As we are forced to pause our lives in the midst of a political climate that is so emotionally charged, are we being offered a communal time out?

What if this virus, this quarantine, this season is an opportunity for us to check ourselves? What if being stopped dead in our tracks is giving us an opportunity to see that we’ve lost our way? What if we pause inside our homes, look at the people that we love, and decide that we can do better than we’ve been doing? What if we can choose right now to care for others regardless of the differences we’ve had with them in the past?
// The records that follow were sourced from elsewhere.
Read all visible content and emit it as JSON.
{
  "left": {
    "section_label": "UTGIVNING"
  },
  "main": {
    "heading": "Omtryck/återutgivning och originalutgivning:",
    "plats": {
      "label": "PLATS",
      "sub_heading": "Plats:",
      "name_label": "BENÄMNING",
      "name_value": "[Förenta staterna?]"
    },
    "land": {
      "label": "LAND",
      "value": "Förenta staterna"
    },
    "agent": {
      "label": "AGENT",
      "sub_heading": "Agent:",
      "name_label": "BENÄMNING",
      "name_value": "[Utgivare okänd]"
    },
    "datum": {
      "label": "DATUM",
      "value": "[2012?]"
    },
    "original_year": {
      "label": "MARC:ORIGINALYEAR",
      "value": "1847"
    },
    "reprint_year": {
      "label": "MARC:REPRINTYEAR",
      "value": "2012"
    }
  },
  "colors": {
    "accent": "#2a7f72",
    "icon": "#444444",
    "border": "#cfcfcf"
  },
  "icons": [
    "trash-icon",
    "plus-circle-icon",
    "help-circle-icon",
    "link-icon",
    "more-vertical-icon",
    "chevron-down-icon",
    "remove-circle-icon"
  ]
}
Mr. Rogers said that his mother responded to scary news by telling him to ‘look for the helpers’. This week I have seen many helpers. I’ve seen you reaching out to one another, being creative, and finding ways to encourage one another. You’re posting cheerful videos, providing suggestions for stay-at-home activities, and cheering one another on. I saw one dear old friend post a video of himself reading The Cat in the Hat and challenging others to post videos of themselves reading their favorite stories.

That’s the kind of people you are — the kind who show up in difficult situations to care for friends, strangers, and even those who tend to annoy you.

While I was cheering my mom on this week — encouraging her to exercise, helping her get dressed, and offering her ice cream cones — the world around was feeling a little chaotic, and still friends brought food, family delivered flowers, and others made phone calls, offered prayers, and provided guidance.

Many were helpers.

I think one way that I’ll deal with stress, fear, disappointment, and anger in the coming weeks is by watching how all of you show up for each other. I’ll be looking for the helpers and learning from them during this time out.

Turn from evil and do good; seek peace and pursue it.